Supreme Court Rules On Giant Mine Torts

The story with the biggest long-term effects on mining and labour relations in Canada happened in Ottawa, with the Supreme Court of Canada ruling on the tort aspects of the deliberately set explosion at the strike-paralyzed Giant gold mine in Yellowknife, N.W.T., in 1992, which killed nine replacement workers. Striking miner and union member Roger Warren was convicted in 1995 of nine counts of second-degree murder after having admitted to the crimes — the worst in Canadian mining history — and given a 25-year sentence in a B.C. prison. He’s eligible for parole in October.

• In its new decision on Fullowka v.

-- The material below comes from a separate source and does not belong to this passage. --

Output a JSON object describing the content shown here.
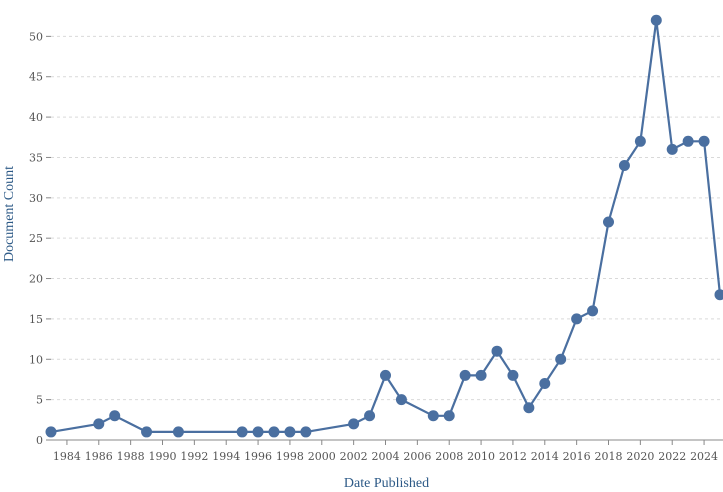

Pinkerton’s of Canada Ltd., the Supreme Court, in a unanimous 9-0 verdict written by Justice Thomas Cromwell, agreed with the Northwest Territories Court of Appeal, which in May 2008 overturned a December 2004 trial ruling in the territorial Supreme Court.

The 2004 ruling had extended liability for the killings beyond Warren to mine owner Royal Oak Mines (renamed Royal Oak Ventures), security firm Pinkerton’s, the N.W.T. government as regulator, and the national level of the Canadian Auto Workers union. (The unionized Giant mine workers had been represented at the time of the strike by Local 4 of the Canadian Association of Smelter and Allied Workers, which was later folded into the CAW.)

The ruling included a $10.7-million award to the families of the nine murdered miners, represented by their widows. A separate $580,000 award was given to miner James O’Neil, who was alleging post-traumatic stress disorder (PTSD) from being the first person to come across the dismembered bodies, including that of a close friend. Royal Oak settled with the widows after that trial.

The N.W.T. Workers’ Safety and Compensation Committee, which is now on the hook for the defendants’ costs, had pursued the case from start to finish on the plaintiffs’ behalf.

The 2004 ruling effectively said that the defendants breached their duty to take reasonable care to prevent the harm inflicted by Warren. The trial judge in essence stated that the warning signs of imminent, out-of-control violence against replacement workers were clear enough for the company and security firm to shut down operations voluntarily, or for the territorial government to enforce a shut-down. For example, two other striking union members also served prison time for two earlier explosions at the mine that did not seriously injure anyone. Meanwhile the national union was alleged to have played a part by somehow inciting Warren to commit his crime.

On the other side, the level of strike-related violence seemed to have declined somewhat in the weeks leading up to the killings, and the territorial government’s mine-safety enforcer was getting bad legal advice that it could only act on technical safety violations and not ones relating to workplace violence and threats.

The big issue for the national level of the CAW’s leadership was entirely different: it was deeply concerned that the trial judge had ruled that the national union and the local bargaining unit were one legal entity, in effect, making union’s distant head office responsible for the harmful actions of any single hot-headed, kook union member on a picket line. The CAW also would have had to pay its share of the award out of cash, as it had no related insurance.

(Yes, it’s a little unusual to hear a union arguing strenuously against workers’ widows and for the principles of individual responsibility in this case, but the prospects of millions of dollars of future liability payments do tend to focus the mind.)

In its dismissal, the Supreme Court of Canada agreed that the defendants did indeed have a duty to provide adequate care to the workers, but found many errors in the trial court ruling and that the plaintiffs couldn’t prove the defendants had failed to provide adequate care. The court also dismissed O’Neil’s PTSD claim.

This is a strong ruling by the court that further entrenches decades-long trends in labour relations in Canada, and makes that 2004 ruling in the N.W.T. look more and more like a one-off outlier.

On a more practical note, mine owners, security firms and miners’ unions in Canada have never again approached the levels of animosity and chaos seen at Giant in 1992. Picket lines have gotten hot, for sure, for example in Red Lake, Ont., in the late 1990s and in Sudbury, Ont., currently, but, with Giant in the backs of everyone’s minds, all sides have the wisdom these days to cool things off before the riots and killings start.